Sunday, 30 November 2014

Lots of bitwise operations

After looking over the algorithm again and again, the bitwise operations become less daunting... They're just part of the scrambling process. Quick and clever too.

More interesting is how the rounds go by and let the same registers get the same operations performed on them, yet be completely different each time by looking up values of various variables from previous rounds and incorporating them into the mix.

Breaking the main loop into three high level steps seems to be the best approach rather than try to explain everything at once. There's just too much going on to do that.

step 0: initialize the first intermediate hash and pad the message, also break it up into 32-bit chunks.
In the for loop:
step 1: initialize the temporary registers to the old intermediate hash sub-values

step 2: the heart of the algorithm. Repeat 64 times: apply a bunch of bitwise operations to the registers and incorporate previous calculated values from other variables.

step 3: make the new intermediate hash sub-values from the registers' values found in step 2.

do it all N times, where N is the number of 32-bit blocks the message is.

concatenate the final hash sub-values to get the actual digest.

Friday, 28 November 2014

The birthday problem?

Well, since i haven't explained it yet. Collision attack are done based on a statistical problem known as the birthday problem. The problem being: What are the chances of two persons having the same birthday in class of certain size. In a class of say 30 people, one would expect 30/365, which is around 8%. However in reality the chances are around 70% and 99.9% for 70 people. This is due to the fact that this applied to any day of the year, not just a specific day. This is same concept is used in collision attack to try to find two identical hash. Due to the nature of this, it is possible to cut the complexity of attack down to 2^(n/2) where n is 256 for 32 bits and 512 for 64 bits.

Wednesday, 26 November 2014

The method of a brute

As said before, hashing function are pretty much designed for one way conversion, so reversing it is basically impossible to do. Lets start off by saying that SHA-2 is used mostly in two sources, password and digital signature or check-sums.

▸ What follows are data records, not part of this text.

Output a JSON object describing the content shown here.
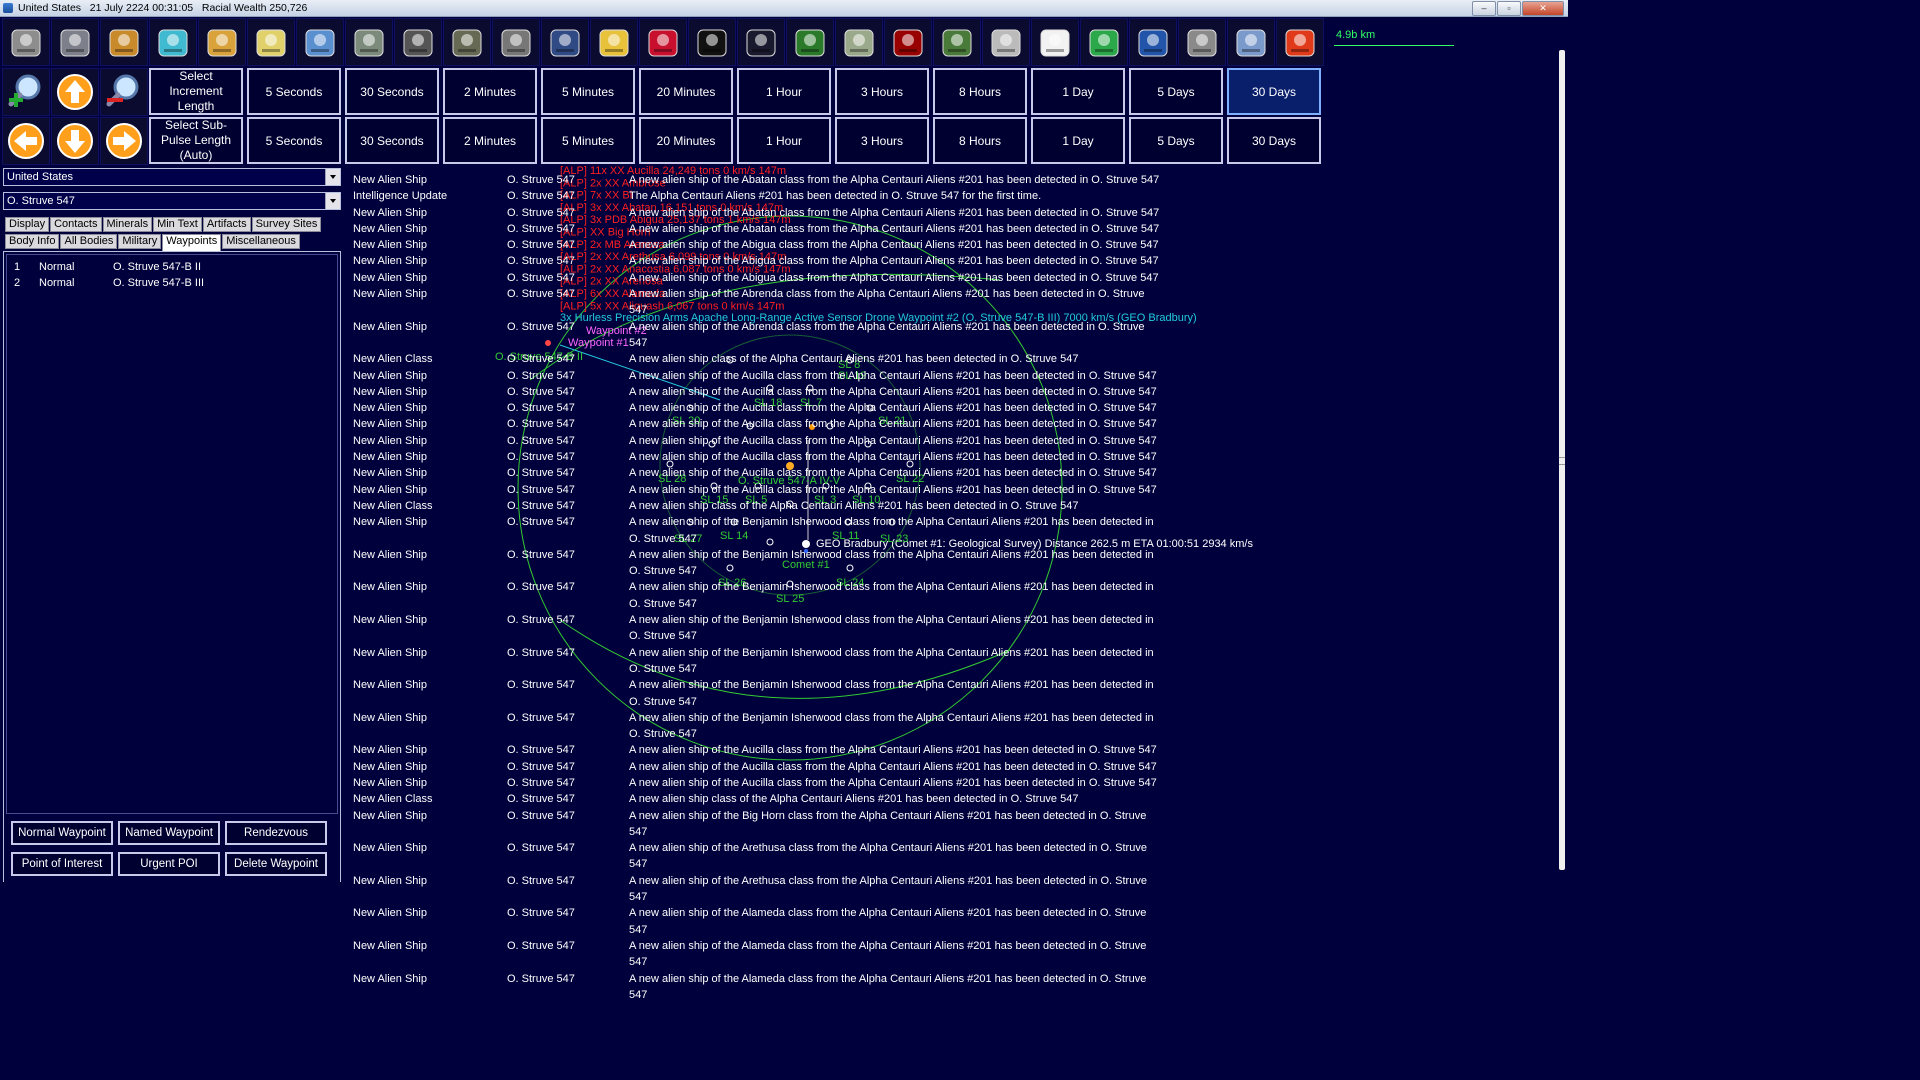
{
  "window": {
    "title": "United States   21 July 2224 00:31:05   Racial Wealth 250,726",
    "controls": [
      "–",
      "▫",
      "✕"
    ]
  },
  "toolbar": {
    "icons": [
      "colony-icon",
      "industry-icon",
      "mining-icon",
      "research-icon",
      "wealth-icon",
      "ship-design-icon",
      "fleet-orders-icon",
      "class-design-icon",
      "missile-design-icon",
      "ground-unit-icon",
      "ground-force-icon",
      "commanders-icon",
      "medals-icon",
      "race-info-icon",
      "system-map-icon",
      "galactic-map-icon",
      "planet-icon",
      "alien-races-icon",
      "intelligence-icon",
      "economy-icon",
      "government-icon",
      "calendar-icon",
      "refresh-icon",
      "save-icon",
      "settings-icon",
      "sm-mode-icon",
      "end-turn-icon"
    ]
  },
  "map": {
    "scale_label": "4.9b km",
    "labels": {
      "fleet_label": "GEO Bradbury  (Comet #1: Geological Survey)  Distance 262.5 m   ETA 01:00:51   2934 km/s",
      "sensor_label": "3x Hurless Precision Arms Apache Long-Range Active Sensor Drone  Waypoint #2  (O. Struve 547-B III)  7000 km/s (GEO Bradbury)",
      "waypoint_2": "Waypoint #2",
      "waypoint_1": "Waypoint #1",
      "body_label": "O. Struve 547-A IV-V",
      "comet_label": "Comet #1",
      "overlap_label": "O. Struve 547-B II",
      "red_contacts": [
        "[ALP]  11x XX Aucilla  24,249 tons   0 km/s  147m",
        "[ALP]  2x XX Ambrose",
        "[ALP]  7x XX Bi",
        "[ALP]  3x XX Abatan  16,151 tons  0 km/s  147m",
        "[ALP]  3x PDB Abigua  25,137 tons  1 km/s  147m",
        "[ALP]  XX Big Horn",
        "[ALP]  2x MB Arenosa",
        "[ALP]  2x XX Arethusa  6,099 tons  0 km/s  147m",
        "[ALP]  2x XX Anacostia  6,087 tons   0 km/s  147m",
        "[ALP]  2x XX Arenosa",
        "[ALP]  6x XX Alameda",
        "[ALP]  5x XX Aliquash  6,067 tons  0 km/s  147m"
      ],
      "sl": [
        "SL 18",
        "SL 7",
        "SL 20",
        "SL 21",
        "SL 28",
        "SL 22",
        "SL 15",
        "SL 5",
        "SL 3",
        "SL 10",
        "SL 27",
        "SL 14",
        "SL 11",
        "SL 23",
        "SL 26",
        "SL 24",
        "SL 25",
        "SL 19",
        "SL 8"
      ]
    }
  },
  "nav": {
    "zoom_in_icon": "zoom-in-icon",
    "zoom_out_icon": "zoom-out-icon",
    "up_icon": "arrow-up-icon",
    "down_icon": "arrow-down-icon",
    "left_icon": "arrow-left-icon",
    "right_icon": "arrow-right-icon"
  },
  "increment": {
    "label": "Select Increment Length",
    "buttons": [
      "5 Seconds",
      "30 Seconds",
      "2 Minutes",
      "5 Minutes",
      "20 Minutes",
      "1 Hour",
      "3 Hours",
      "8 Hours",
      "1 Day",
      "5 Days",
      "30 Days"
    ],
    "selected": "30 Days"
  },
  "subpulse": {
    "label": "Select Sub-Pulse Length (Auto)",
    "buttons": [
      "5 Seconds",
      "30 Seconds",
      "2 Minutes",
      "5 Minutes",
      "20 Minutes",
      "1 Hour",
      "3 Hours",
      "8 Hours",
      "1 Day",
      "5 Days",
      "30 Days"
    ]
  },
  "sidebar": {
    "race_select": "United States",
    "system_select": "O. Struve 547",
    "tabs_row1": [
      "Display",
      "Contacts",
      "Minerals",
      "Min Text",
      "Artifacts",
      "Survey Sites"
    ],
    "tabs_row2": [
      "Body Info",
      "All Bodies",
      "Military",
      "Waypoints",
      "Miscellaneous"
    ],
    "active_tab": "Waypoints",
    "waypoints": [
      {
        "num": "1",
        "type": "Normal",
        "location": "O. Struve 547-B II"
      },
      {
        "num": "2",
        "type": "Normal",
        "location": "O. Struve 547-B III"
      }
    ],
    "buttons": [
      "Normal Waypoint",
      "Named Waypoint",
      "Rendezvous",
      "Point of Interest",
      "Urgent POI",
      "Delete Waypoint"
    ]
  },
  "event_log": [
    {
      "type": "New Alien Ship",
      "system": "O. Struve 547",
      "text": "A new alien ship of the Abatan class from the Alpha Centauri Aliens #201 has been detected in O. Struve 547"
    },
    {
      "type": "Intelligence Update",
      "system": "O. Struve 547",
      "text": "The Alpha Centauri Aliens #201 has been detected in O. Struve 547 for the first time."
    },
    {
      "type": "New Alien Ship",
      "system": "O. Struve 547",
      "text": "A new alien ship of the Abatan class from the Alpha Centauri Aliens #201 has been detected in O. Struve 547"
    },
    {
      "type": "New Alien Ship",
      "system": "O. Struve 547",
      "text": "A new alien ship of the Abatan class from the Alpha Centauri Aliens #201 has been detected in O. Struve 547"
    },
    {
      "type": "New Alien Ship",
      "system": "O. Struve 547",
      "text": "A new alien ship of the Abigua class from the Alpha Centauri Aliens #201 has been detected in O. Struve 547"
    },
    {
      "type": "New Alien Ship",
      "system": "O. Struve 547",
      "text": "A new alien ship of the Abigua class from the Alpha Centauri Aliens #201 has been detected in O. Struve 547"
    },
    {
      "type": "New Alien Ship",
      "system": "O. Struve 547",
      "text": "A new alien ship of the Abigua class from the Alpha Centauri Aliens #201 has been detected in O. Struve 547"
    },
    {
      "type": "New Alien Ship",
      "system": "O. Struve 547",
      "text": "A new alien ship of the Abrenda class from the Alpha Centauri Aliens #201 has been detected in O. Struve 547"
    },
    {
      "type": "New Alien Ship",
      "system": "O. Struve 547",
      "text": "A new alien ship of the Abrenda class from the Alpha Centauri Aliens #201 has been detected in O. Struve 547"
    },
    {
      "type": "New Alien Class",
      "system": "O. Struve 547",
      "text": "A new alien ship class of the Alpha Centauri Aliens #201 has been detected in O. Struve 547"
    },
    {
      "type": "New Alien Ship",
      "system": "O. Struve 547",
      "text": "A new alien ship of the Aucilla class from the Alpha Centauri Aliens #201 has been detected in O. Struve 547"
    },
    {
      "type": "New Alien Ship",
      "system": "O. Struve 547",
      "text": "A new alien ship of the Aucilla class from the Alpha Centauri Aliens #201 has been detected in O. Struve 547"
    },
    {
      "type": "New Alien Ship",
      "system": "O. Struve 547",
      "text": "A new alien ship of the Aucilla class from the Alpha Centauri Aliens #201 has been detected in O. Struve 547"
    },
    {
      "type": "New Alien Ship",
      "system": "O. Struve 547",
      "text": "A new alien ship of the Aucilla class from the Alpha Centauri Aliens #201 has been detected in O. Struve 547"
    },
    {
      "type": "New Alien Ship",
      "system": "O. Struve 547",
      "text": "A new alien ship of the Aucilla class from the Alpha Centauri Aliens #201 has been detected in O. Struve 547"
    },
    {
      "type": "New Alien Ship",
      "system": "O. Struve 547",
      "text": "A new alien ship of the Aucilla class from the Alpha Centauri Aliens #201 has been detected in O. Struve 547"
    },
    {
      "type": "New Alien Ship",
      "system": "O. Struve 547",
      "text": "A new alien ship of the Aucilla class from the Alpha Centauri Aliens #201 has been detected in O. Struve 547"
    },
    {
      "type": "New Alien Ship",
      "system": "O. Struve 547",
      "text": "A new alien ship of the Aucilla class from the Alpha Centauri Aliens #201 has been detected in O. Struve 547"
    },
    {
      "type": "New Alien Class",
      "system": "O. Struve 547",
      "text": "A new alien ship class of the Alpha Centauri Aliens #201 has been detected in O. Struve 547"
    },
    {
      "type": "New Alien Ship",
      "system": "O. Struve 547",
      "text": "A new alien ship of the Benjamin Isherwood class from the Alpha Centauri Aliens #201 has been detected in O. Struve 547"
    },
    {
      "type": "New Alien Ship",
      "system": "O. Struve 547",
      "text": "A new alien ship of the Benjamin Isherwood class from the Alpha Centauri Aliens #201 has been detected in O. Struve 547"
    },
    {
      "type": "New Alien Ship",
      "system": "O. Struve 547",
      "text": "A new alien ship of the Benjamin Isherwood class from the Alpha Centauri Aliens #201 has been detected in O. Struve 547"
    },
    {
      "type": "New Alien Ship",
      "system": "O. Struve 547",
      "text": "A new alien ship of the Benjamin Isherwood class from the Alpha Centauri Aliens #201 has been detected in O. Struve 547"
    },
    {
      "type": "New Alien Ship",
      "system": "O. Struve 547",
      "text": "A new alien ship of the Benjamin Isherwood class from the Alpha Centauri Aliens #201 has been detected in O. Struve 547"
    },
    {
      "type": "New Alien Ship",
      "system": "O. Struve 547",
      "text": "A new alien ship of the Benjamin Isherwood class from the Alpha Centauri Aliens #201 has been detected in O. Struve 547"
    },
    {
      "type": "New Alien Ship",
      "system": "O. Struve 547",
      "text": "A new alien ship of the Benjamin Isherwood class from the Alpha Centauri Aliens #201 has been detected in O. Struve 547"
    },
    {
      "type": "New Alien Ship",
      "system": "O. Struve 547",
      "text": "A new alien ship of the Aucilla class from the Alpha Centauri Aliens #201 has been detected in O. Struve 547"
    },
    {
      "type": "New Alien Ship",
      "system": "O. Struve 547",
      "text": "A new alien ship of the Aucilla class from the Alpha Centauri Aliens #201 has been detected in O. Struve 547"
    },
    {
      "type": "New Alien Ship",
      "system": "O. Struve 547",
      "text": "A new alien ship of the Aucilla class from the Alpha Centauri Aliens #201 has been detected in O. Struve 547"
    },
    {
      "type": "New Alien Class",
      "system": "O. Struve 547",
      "text": "A new alien ship class of the Alpha Centauri Aliens #201 has been detected in O. Struve 547"
    },
    {
      "type": "New Alien Ship",
      "system": "O. Struve 547",
      "text": "A new alien ship of the Big Horn class from the Alpha Centauri Aliens #201 has been detected in O. Struve 547"
    },
    {
      "type": "New Alien Ship",
      "system": "O. Struve 547",
      "text": "A new alien ship of the Arethusa class from the Alpha Centauri Aliens #201 has been detected in O. Struve 547"
    },
    {
      "type": "New Alien Ship",
      "system": "O. Struve 547",
      "text": "A new alien ship of the Arethusa class from the Alpha Centauri Aliens #201 has been detected in O. Struve 547"
    },
    {
      "type": "New Alien Ship",
      "system": "O. Struve 547",
      "text": "A new alien ship of the Alameda class from the Alpha Centauri Aliens #201 has been detected in O. Struve 547"
    },
    {
      "type": "New Alien Ship",
      "system": "O. Struve 547",
      "text": "A new alien ship of the Alameda class from the Alpha Centauri Aliens #201 has been detected in O. Struve 547"
    },
    {
      "type": "New Alien Ship",
      "system": "O. Struve 547",
      "text": "A new alien ship of the Alameda class from the Alpha Centauri Aliens #201 has been detected in O. Struve 547"
    }
  ],
  "colors": {
    "background": "#00003c",
    "map_green": "#33cc33",
    "contact_red": "#ff2020",
    "fleet_cyan": "#22ccdd",
    "waypoint_magenta": "#ff66ff"
  }
}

In the first case there are two major obstacles in your path, first is getting access to the hash and the salt. These would require you being able to access the server in some way. Next obstacles is to try to create a value that will collide with said hash. This part is where it gets very difficult. This attack is basically a pre-image attack and the time complexity for this is basically the amount of characters that is used to encrypt it. In the case of SHA-2 with digest size of 256 it has a complexity of 2^255 and with digest of 512 for 64 bits it has complexity of 2^511. While it is possible to do it, the amount of time it would take simply be not practical for any purpose.

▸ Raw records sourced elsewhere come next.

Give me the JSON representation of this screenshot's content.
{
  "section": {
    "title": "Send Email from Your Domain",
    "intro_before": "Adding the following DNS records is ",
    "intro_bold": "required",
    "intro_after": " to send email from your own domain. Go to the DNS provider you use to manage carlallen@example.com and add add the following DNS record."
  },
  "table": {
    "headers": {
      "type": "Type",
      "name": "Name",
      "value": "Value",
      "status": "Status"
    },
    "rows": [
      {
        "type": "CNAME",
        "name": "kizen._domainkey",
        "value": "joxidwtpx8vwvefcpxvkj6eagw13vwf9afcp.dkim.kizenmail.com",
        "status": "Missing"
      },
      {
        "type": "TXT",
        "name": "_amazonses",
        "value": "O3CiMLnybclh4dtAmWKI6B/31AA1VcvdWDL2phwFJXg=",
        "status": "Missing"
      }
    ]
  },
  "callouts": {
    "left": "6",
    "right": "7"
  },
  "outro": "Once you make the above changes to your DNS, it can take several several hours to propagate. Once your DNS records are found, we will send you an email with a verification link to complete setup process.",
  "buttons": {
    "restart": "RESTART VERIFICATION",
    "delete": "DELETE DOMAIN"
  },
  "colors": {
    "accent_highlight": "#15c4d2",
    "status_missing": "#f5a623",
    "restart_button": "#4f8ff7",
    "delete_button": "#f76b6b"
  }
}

The second application of this encrypt and validate stored data. The attempt here is to create two similar documents with the same hash. One will be malicious while the other will be non-malicious. The trick is to send the non-malicious document to other party, get their approval(such as signature or agreement to download something), then send the malicious copy to them. Since they have the same hash, one will not know the difference until they open the file or until it has been alerted.

Tuesday, 25 November 2014

Let's get definitions out of the way

Not everyone may be familiar with SHAs, let alone SHA-2. So the first question to answer is, what does SHA mean?

SHA stands for Secure Hash Algorithm. It is used to generate a unique hash for each input. A hash is simply the resulting value of a function. For example, with SHA-256 the string "hello123" has a hash value of 27cc6994fc1c01ce6659c6bddca9b69c4c6a9418065e612c69d110b3f7b11f8a. (The hash value is called the digest, and the input is called the pre-image). What is worth noting is that SHAs are NOT encryption algorithms themselves; there is no cipher key for 'decryption' because the process is not supposed to be reversible. Using the example, there should ideally be no way of processing the hash value to get a result of "hello123". A sign of a good hash function is that there is no better way to find the original data (pre-image) than by brute force.

If you can't get the original data back, what's the use?
In one word: verification.
A simple use-case of SHAs is error checking. When a site hosts a file, it can also provide a checksum generated with an SHA-2 algorithm so the user downloading the file can ensure its integrity.
A more heard of and complicated use of SHAs is in website certificate verification.

Some people say that hash functions like SHA-2 need to try and be one-to-one (i.e. exactly one unique output for each different input) while others say this is irrelevant or impossible. When at least 2 different inputs have the same digest, it is called a collision (not my area to talk about).

What is SHA-2 really?

It is a family of algorithms developed by the NSA and NIST. There are six of them: SHA-224, SHA-256, SHA-512, SHA-384, SHA-512/224, and SHA-512/256. They are all essentially the same algorithm with different data sizes used in computation. SHA-256 and SHA-512 use 64-bit words, and SHA-224 and SHA-384 use 32-bit words.

To show the inner workings of the algorithm I'll explain SHA-256.

Monday, 24 November 2014

The impenetrable defence

I have to say, hashing algorithmic are definitely one of the more secure way to encrypt something. The only number of way to really attack it falls into two major categories. Pre-image which basically tries to brute force the key from the hash(provided you can get access to the key to start with) and collision to try to create duplicate keys. Thought the usefulness of latter is questionable.